Some of the works in this magnificent exhibition were rediscovered— unearthed or pulled from the sea—only recently. The story of ancient bronze, like the story of antiquity itself, is a work-in-progress. The more we learn about the past, especially what we loosely call classical antiquity, the more complex it becomes.

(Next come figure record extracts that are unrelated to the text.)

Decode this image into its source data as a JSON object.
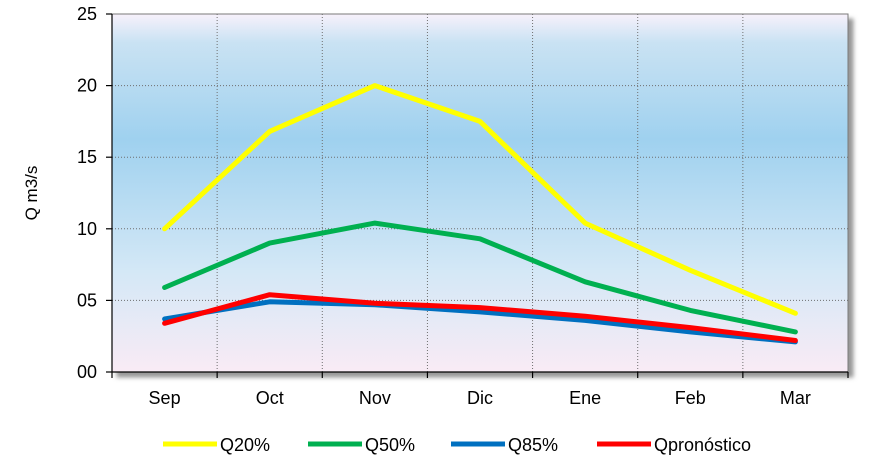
{
  "chart_data": {
    "type": "line",
    "categories": [
      "Sep",
      "Oct",
      "Nov",
      "Dic",
      "Ene",
      "Feb",
      "Mar"
    ],
    "ylabel": "Q m3/s",
    "ylim": [
      0,
      25
    ],
    "yticks": [
      "00",
      "05",
      "10",
      "15",
      "20",
      "25"
    ],
    "grid": true,
    "legend_position": "bottom",
    "series": [
      {
        "name": "Q20%",
        "color": "#ffff00",
        "values": [
          10.0,
          16.8,
          20.0,
          17.5,
          10.4,
          7.1,
          4.1
        ]
      },
      {
        "name": "Q50%",
        "color": "#00b050",
        "values": [
          5.9,
          9.0,
          10.4,
          9.3,
          6.3,
          4.3,
          2.8
        ]
      },
      {
        "name": "Q85%",
        "color": "#0070c0",
        "values": [
          3.7,
          4.9,
          4.7,
          4.2,
          3.6,
          2.8,
          2.1
        ]
      },
      {
        "name": "Qpronóstico",
        "color": "#ff0000",
        "values": [
          3.4,
          5.4,
          4.8,
          4.5,
          3.9,
          3.1,
          2.2
        ]
      }
    ]
  }
}
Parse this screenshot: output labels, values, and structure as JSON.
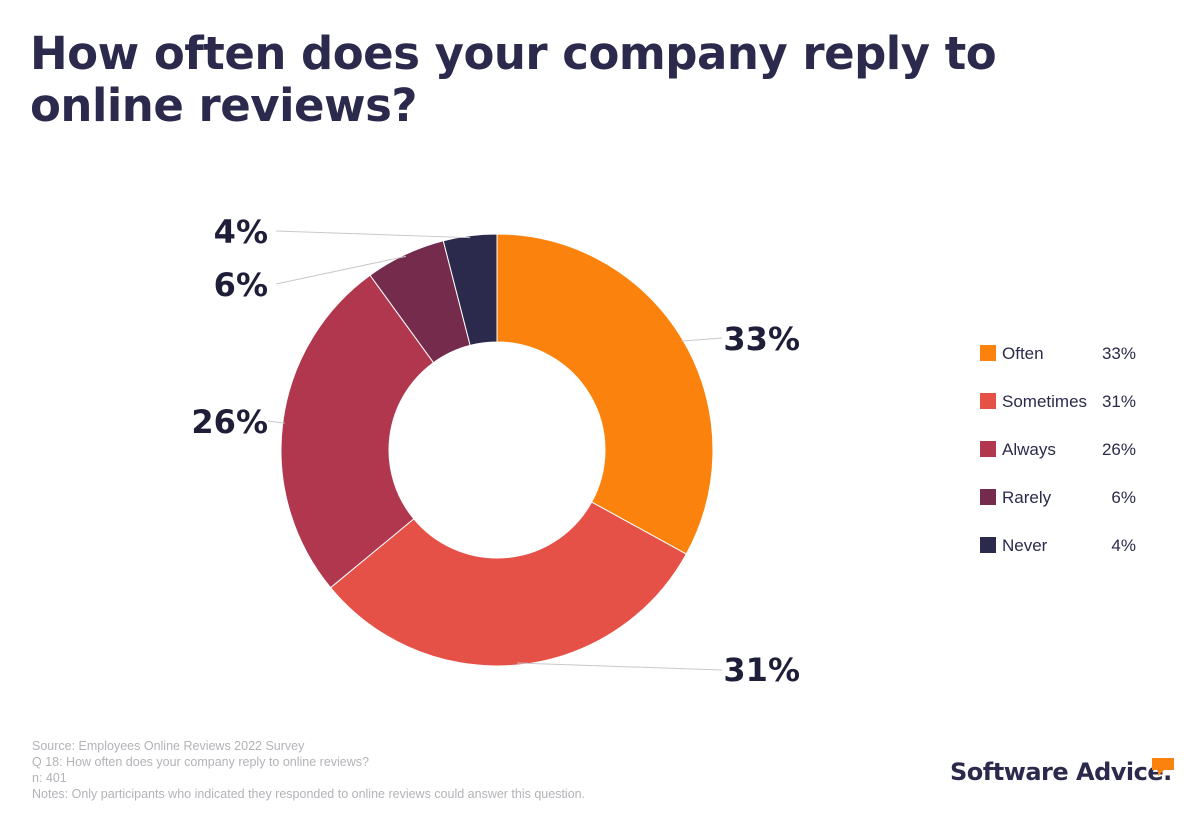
{
  "title": "How often does your company reply to online reviews?",
  "chart_data": {
    "type": "pie",
    "variant": "donut",
    "categories": [
      "Often",
      "Sometimes",
      "Always",
      "Rarely",
      "Never"
    ],
    "values": [
      33,
      31,
      26,
      6,
      4
    ],
    "labels": [
      "33%",
      "31%",
      "26%",
      "6%",
      "4%"
    ],
    "colors": [
      "#fb830d",
      "#e55047",
      "#b0374d",
      "#752b4c",
      "#2b2a4c"
    ],
    "legend_position": "right"
  },
  "legend": [
    {
      "label": "Often",
      "value": "33%"
    },
    {
      "label": "Sometimes",
      "value": "31%"
    },
    {
      "label": "Always",
      "value": "26%"
    },
    {
      "label": "Rarely",
      "value": "6%"
    },
    {
      "label": "Never",
      "value": "4%"
    }
  ],
  "footnotes": {
    "source": "Source: Employees Online Reviews 2022 Survey",
    "question": "Q 18: How often does your company reply to online reviews?",
    "n": "n: 401",
    "notes": "Notes: Only participants who indicated they responded to online reviews could answer this question."
  },
  "brand": {
    "name": "Software Advice.",
    "accent_color": "#fb830d"
  }
}
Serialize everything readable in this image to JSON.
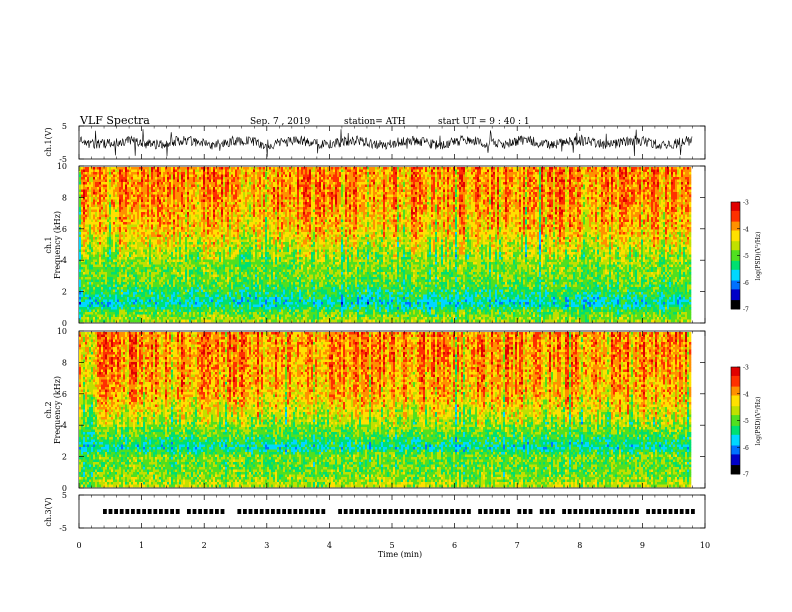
{
  "header": {
    "title": "VLF  Spectra",
    "date": "Sep. 7  , 2019",
    "station": "station= ATH",
    "start": "start  UT  =   9  : 40 : 1"
  },
  "colorbar": {
    "label": "log(PSD)(V²/Hz)",
    "ticks": [
      "-3",
      "-4",
      "-5",
      "-6",
      "-7"
    ],
    "range": [
      -7,
      -3
    ],
    "colors": [
      "#000000",
      "#0000c8",
      "#0070ff",
      "#00d8ff",
      "#00e070",
      "#50e020",
      "#c0e000",
      "#ffe000",
      "#ff9000",
      "#ff3000",
      "#e00000",
      "#ffffff"
    ]
  },
  "chart_data": [
    {
      "type": "line",
      "ylabel": "ch.1(V)",
      "yticks": [
        "5",
        "-5"
      ],
      "ylim": [
        -5,
        5
      ],
      "xlim": [
        0,
        10
      ],
      "note": "raw waveform, dense noise around 0 V with spikes"
    },
    {
      "type": "heatmap",
      "ylabel": "Frequency  (kHz)",
      "channel": "ch.1",
      "yticks": [
        "0",
        "2",
        "4",
        "6",
        "8",
        "10"
      ],
      "ylim": [
        0,
        10
      ],
      "xlim": [
        0,
        9.8
      ],
      "zlim": [
        -7,
        -3
      ],
      "profile": [
        {
          "f": 0.2,
          "logpsd": -4.8
        },
        {
          "f": 0.6,
          "logpsd": -5.0
        },
        {
          "f": 1.2,
          "logpsd": -5.6
        },
        {
          "f": 1.8,
          "logpsd": -5.3
        },
        {
          "f": 2.5,
          "logpsd": -5.0
        },
        {
          "f": 3.5,
          "logpsd": -4.9
        },
        {
          "f": 4.5,
          "logpsd": -4.7
        },
        {
          "f": 6,
          "logpsd": -4.2
        },
        {
          "f": 8,
          "logpsd": -3.95
        },
        {
          "f": 10,
          "logpsd": -3.9
        }
      ]
    },
    {
      "type": "heatmap",
      "ylabel": "Frequency  (kHz)",
      "channel": "ch.2",
      "yticks": [
        "0",
        "2",
        "4",
        "6",
        "8",
        "10"
      ],
      "ylim": [
        0,
        10
      ],
      "xlim": [
        0,
        9.8
      ],
      "zlim": [
        -7,
        -3
      ],
      "profile": [
        {
          "f": 0.2,
          "logpsd": -4.7
        },
        {
          "f": 0.8,
          "logpsd": -4.9
        },
        {
          "f": 1.5,
          "logpsd": -5.0
        },
        {
          "f": 2.0,
          "logpsd": -4.9
        },
        {
          "f": 2.5,
          "logpsd": -5.5
        },
        {
          "f": 3.5,
          "logpsd": -5.0
        },
        {
          "f": 4.5,
          "logpsd": -4.6
        },
        {
          "f": 6,
          "logpsd": -4.1
        },
        {
          "f": 8,
          "logpsd": -3.95
        },
        {
          "f": 10,
          "logpsd": -3.9
        }
      ]
    },
    {
      "type": "line",
      "ylabel": "ch.3(V)",
      "yticks": [
        "5",
        "-5"
      ],
      "ylim": [
        -5,
        5
      ],
      "xlim": [
        0,
        10
      ],
      "level": 0,
      "note": "square pulse train near 0 V"
    }
  ],
  "xaxis": {
    "label": "Time  (min)",
    "ticks": [
      "0",
      "1",
      "2",
      "3",
      "4",
      "5",
      "6",
      "7",
      "8",
      "9",
      "10"
    ],
    "range": [
      0,
      10
    ]
  }
}
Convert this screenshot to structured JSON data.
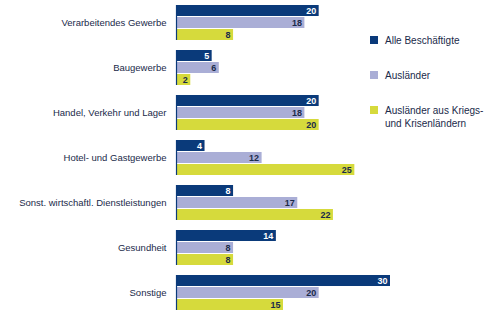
{
  "chart_data": {
    "type": "bar",
    "orientation": "horizontal",
    "categories": [
      "Verarbeitendes Gewerbe",
      "Baugewerbe",
      "Handel, Verkehr und Lager",
      "Hotel- und Gastgewerbe",
      "Sonst. wirtschaftl. Dienstleistungen",
      "Gesundheit",
      "Sonstige"
    ],
    "series": [
      {
        "name": "Alle Beschäftigte",
        "color": "#0a3a7a",
        "values": [
          20,
          5,
          20,
          4,
          8,
          14,
          30
        ]
      },
      {
        "name": "Ausländer",
        "color": "#aaaed6",
        "values": [
          18,
          6,
          18,
          12,
          17,
          8,
          20
        ]
      },
      {
        "name": "Ausländer aus Kriegs- und Krisenländern",
        "color": "#d6da3c",
        "values": [
          8,
          2,
          20,
          25,
          22,
          8,
          15
        ]
      }
    ],
    "xlim": [
      0,
      30
    ],
    "data_labels": true,
    "tick_labels": "y",
    "legend": "top-right",
    "grid": false
  }
}
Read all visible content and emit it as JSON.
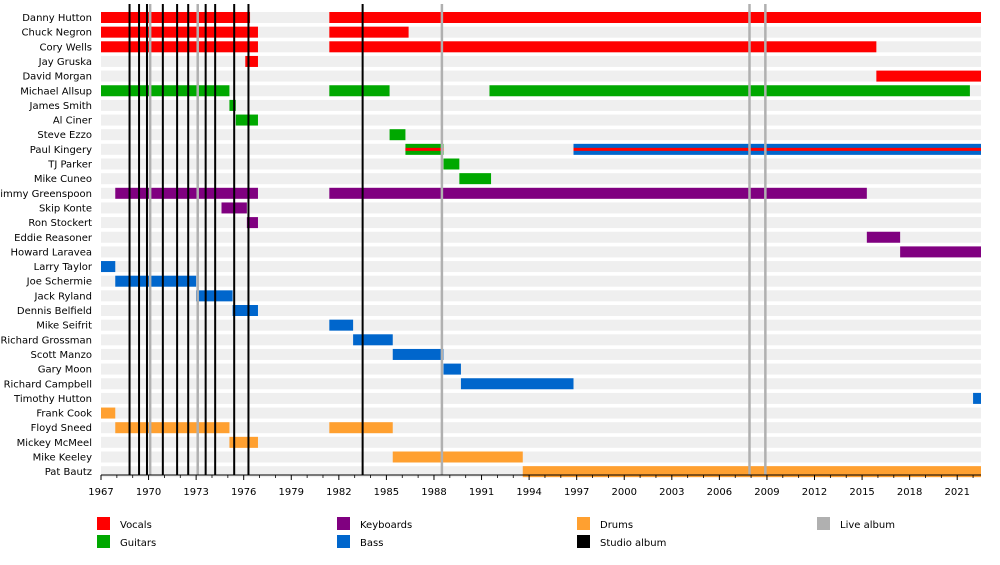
{
  "chart_data": {
    "type": "timeline",
    "x_range": [
      1967,
      2022.5
    ],
    "ticks": [
      1967,
      1970,
      1973,
      1976,
      1979,
      1982,
      1985,
      1988,
      1991,
      1994,
      1997,
      2000,
      2003,
      2006,
      2009,
      2012,
      2015,
      2018,
      2021
    ],
    "colors": {
      "vocals": "#ff0000",
      "guitars": "#00a800",
      "keyboards": "#800080",
      "bass": "#0066cc",
      "drums": "#ffa030",
      "live_album": "#b0b0b0",
      "studio_album": "#000000"
    },
    "members": [
      {
        "name": "Danny Hutton",
        "bars": [
          {
            "role": "vocals",
            "start": 1967,
            "end": 1976.4
          },
          {
            "role": "vocals",
            "start": 1981.4,
            "end": 2022.5
          }
        ]
      },
      {
        "name": "Chuck Negron",
        "bars": [
          {
            "role": "vocals",
            "start": 1967,
            "end": 1976.9
          },
          {
            "role": "vocals",
            "start": 1981.4,
            "end": 1986.4
          }
        ]
      },
      {
        "name": "Cory Wells",
        "bars": [
          {
            "role": "vocals",
            "start": 1967,
            "end": 1976.9
          },
          {
            "role": "vocals",
            "start": 1981.4,
            "end": 2015.9
          }
        ]
      },
      {
        "name": "Jay Gruska",
        "bars": [
          {
            "role": "vocals",
            "start": 1976.1,
            "end": 1976.9
          }
        ]
      },
      {
        "name": "David Morgan",
        "bars": [
          {
            "role": "vocals",
            "start": 2015.9,
            "end": 2022.5
          }
        ]
      },
      {
        "name": "Michael Allsup",
        "bars": [
          {
            "role": "guitars",
            "start": 1967,
            "end": 1975.1
          },
          {
            "role": "guitars",
            "start": 1981.4,
            "end": 1985.2
          },
          {
            "role": "guitars",
            "start": 1991.5,
            "end": 2021.8
          }
        ]
      },
      {
        "name": "James Smith",
        "bars": [
          {
            "role": "guitars",
            "start": 1975.1,
            "end": 1975.5
          }
        ]
      },
      {
        "name": "Al Ciner",
        "bars": [
          {
            "role": "guitars",
            "start": 1975.5,
            "end": 1976.9
          }
        ]
      },
      {
        "name": "Steve Ezzo",
        "bars": [
          {
            "role": "guitars",
            "start": 1985.2,
            "end": 1986.2
          }
        ]
      },
      {
        "name": "Paul Kingery",
        "bars": [
          {
            "role": "guitars",
            "start": 1986.2,
            "end": 1988.6,
            "accent": "vocals"
          },
          {
            "role": "bass",
            "start": 1996.8,
            "end": 2022.5,
            "accent": "vocals"
          }
        ]
      },
      {
        "name": "TJ Parker",
        "bars": [
          {
            "role": "guitars",
            "start": 1988.6,
            "end": 1989.6
          }
        ]
      },
      {
        "name": "Mike Cuneo",
        "bars": [
          {
            "role": "guitars",
            "start": 1989.6,
            "end": 1991.6
          }
        ]
      },
      {
        "name": "Jimmy Greenspoon",
        "bars": [
          {
            "role": "keyboards",
            "start": 1967.9,
            "end": 1976.9
          },
          {
            "role": "keyboards",
            "start": 1981.4,
            "end": 2015.3
          }
        ]
      },
      {
        "name": "Skip Konte",
        "bars": [
          {
            "role": "keyboards",
            "start": 1974.6,
            "end": 1976.2
          }
        ]
      },
      {
        "name": "Ron Stockert",
        "bars": [
          {
            "role": "keyboards",
            "start": 1976.2,
            "end": 1976.9
          }
        ]
      },
      {
        "name": "Eddie Reasoner",
        "bars": [
          {
            "role": "keyboards",
            "start": 2015.3,
            "end": 2017.4
          }
        ]
      },
      {
        "name": "Howard Laravea",
        "bars": [
          {
            "role": "keyboards",
            "start": 2017.4,
            "end": 2022.5
          }
        ]
      },
      {
        "name": "Larry Taylor",
        "bars": [
          {
            "role": "bass",
            "start": 1967,
            "end": 1967.9
          }
        ]
      },
      {
        "name": "Joe Schermie",
        "bars": [
          {
            "role": "bass",
            "start": 1967.9,
            "end": 1973.0
          }
        ]
      },
      {
        "name": "Jack Ryland",
        "bars": [
          {
            "role": "bass",
            "start": 1973.0,
            "end": 1975.3
          }
        ]
      },
      {
        "name": "Dennis Belfield",
        "bars": [
          {
            "role": "bass",
            "start": 1975.3,
            "end": 1976.9
          }
        ]
      },
      {
        "name": "Mike Seifrit",
        "bars": [
          {
            "role": "bass",
            "start": 1981.4,
            "end": 1982.9
          }
        ]
      },
      {
        "name": "Richard Grossman",
        "bars": [
          {
            "role": "bass",
            "start": 1982.9,
            "end": 1985.4
          }
        ]
      },
      {
        "name": "Scott Manzo",
        "bars": [
          {
            "role": "bass",
            "start": 1985.4,
            "end": 1988.6
          }
        ]
      },
      {
        "name": "Gary Moon",
        "bars": [
          {
            "role": "bass",
            "start": 1988.6,
            "end": 1989.7
          }
        ]
      },
      {
        "name": "Richard Campbell",
        "bars": [
          {
            "role": "bass",
            "start": 1989.7,
            "end": 1996.8
          }
        ]
      },
      {
        "name": "Timothy Hutton",
        "bars": [
          {
            "role": "bass",
            "start": 2022.0,
            "end": 2022.5
          }
        ]
      },
      {
        "name": "Frank Cook",
        "bars": [
          {
            "role": "drums",
            "start": 1967,
            "end": 1967.9
          }
        ]
      },
      {
        "name": "Floyd Sneed",
        "bars": [
          {
            "role": "drums",
            "start": 1967.9,
            "end": 1975.1
          },
          {
            "role": "drums",
            "start": 1981.4,
            "end": 1985.4
          }
        ]
      },
      {
        "name": "Mickey McMeel",
        "bars": [
          {
            "role": "drums",
            "start": 1975.1,
            "end": 1976.9
          }
        ]
      },
      {
        "name": "Mike Keeley",
        "bars": [
          {
            "role": "drums",
            "start": 1985.4,
            "end": 1993.6
          }
        ]
      },
      {
        "name": "Pat Bautz",
        "bars": [
          {
            "role": "drums",
            "start": 1993.6,
            "end": 2022.5
          }
        ]
      }
    ],
    "studio_albums": [
      1968.8,
      1969.4,
      1969.9,
      1970.9,
      1971.8,
      1972.5,
      1973.6,
      1974.2,
      1975.4,
      1976.3,
      1983.5
    ],
    "live_albums": [
      1970.1,
      1973.1,
      1988.5,
      2007.9,
      2008.9
    ],
    "legend": [
      {
        "key": "vocals",
        "label": "Vocals"
      },
      {
        "key": "keyboards",
        "label": "Keyboards"
      },
      {
        "key": "drums",
        "label": "Drums"
      },
      {
        "key": "live_album",
        "label": "Live album"
      },
      {
        "key": "guitars",
        "label": "Guitars"
      },
      {
        "key": "bass",
        "label": "Bass"
      },
      {
        "key": "studio_album",
        "label": "Studio album"
      }
    ]
  }
}
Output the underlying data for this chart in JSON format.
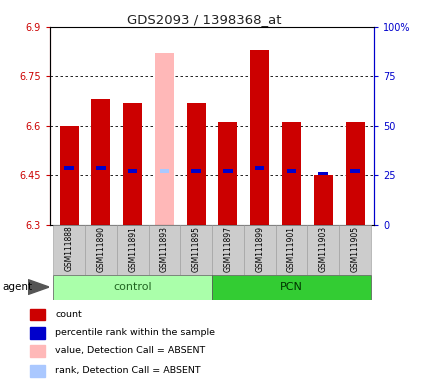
{
  "title": "GDS2093 / 1398368_at",
  "samples": [
    "GSM111888",
    "GSM111890",
    "GSM111891",
    "GSM111893",
    "GSM111895",
    "GSM111897",
    "GSM111899",
    "GSM111901",
    "GSM111903",
    "GSM111905"
  ],
  "bar_bottom": 6.3,
  "bar_tops": [
    6.6,
    6.68,
    6.67,
    6.82,
    6.67,
    6.61,
    6.83,
    6.61,
    6.45,
    6.61
  ],
  "bar_colors": [
    "#cc0000",
    "#cc0000",
    "#cc0000",
    "#ffb8b8",
    "#cc0000",
    "#cc0000",
    "#cc0000",
    "#cc0000",
    "#cc0000",
    "#cc0000"
  ],
  "blue_marker_vals": [
    6.471,
    6.471,
    6.463,
    6.463,
    6.463,
    6.463,
    6.471,
    6.463,
    6.455,
    6.463
  ],
  "blue_marker_colors": [
    "#0000cc",
    "#0000cc",
    "#0000cc",
    "#aac8ff",
    "#0000cc",
    "#0000cc",
    "#0000cc",
    "#0000cc",
    "#0000cc",
    "#0000cc"
  ],
  "group_labels": [
    "control",
    "PCN"
  ],
  "group_ranges": [
    [
      0,
      4
    ],
    [
      5,
      9
    ]
  ],
  "group_light_color": "#aaffaa",
  "group_dark_color": "#33cc33",
  "ylim_left": [
    6.3,
    6.9
  ],
  "ylim_right": [
    0,
    100
  ],
  "yticks_left": [
    6.3,
    6.45,
    6.6,
    6.75,
    6.9
  ],
  "ytick_labels_left": [
    "6.3",
    "6.45",
    "6.6",
    "6.75",
    "6.9"
  ],
  "yticks_right": [
    0,
    25,
    50,
    75,
    100
  ],
  "ytick_labels_right": [
    "0",
    "25",
    "50",
    "75",
    "100%"
  ],
  "hlines": [
    6.45,
    6.6,
    6.75
  ],
  "bar_width": 0.6,
  "left_tick_color": "#cc0000",
  "right_tick_color": "#0000cc",
  "agent_label": "agent",
  "legend_items": [
    {
      "color": "#cc0000",
      "label": "count"
    },
    {
      "color": "#0000cc",
      "label": "percentile rank within the sample"
    },
    {
      "color": "#ffb8b8",
      "label": "value, Detection Call = ABSENT"
    },
    {
      "color": "#aac8ff",
      "label": "rank, Detection Call = ABSENT"
    }
  ]
}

  1. Marguerite Yourcenar, That Mighty Sculptor, Time, trans., Walter Kaiser (New York: Farrar, Straus and Giroux, 1992), 57–58.

  2. Power and Pathos: Bronze Sculpture of the Hellenistic World, ed., Jens M. Daehner and Kenneth Lapatin (Los Angeles: Getty Publications, 2015).

  3. Jennifer M. Green, “‘The Right Thing in the Right Place’: P.H. Emerson and the Picturesque Photograph,” Victorian Literature and the Victorian Visual Imagination, ed., Carol T. Christ and John O. Jordan (Berkeley: University of California Press, 1995), 98.

  4. Power and Pathos, 223.

  5. Ibid., 150–66.

  6. Ibid., 123.
  7. Ibid., 145.
  8. Ibid., 160.

Update: The Terme Boxer has been recalled to Rome and does not appear in the Washington D.C. venue. Several other bronzes have been added, including the remarkably fluid Dancing Faun (c. 100 bce) and Boy Runner (100 bce–79 ce).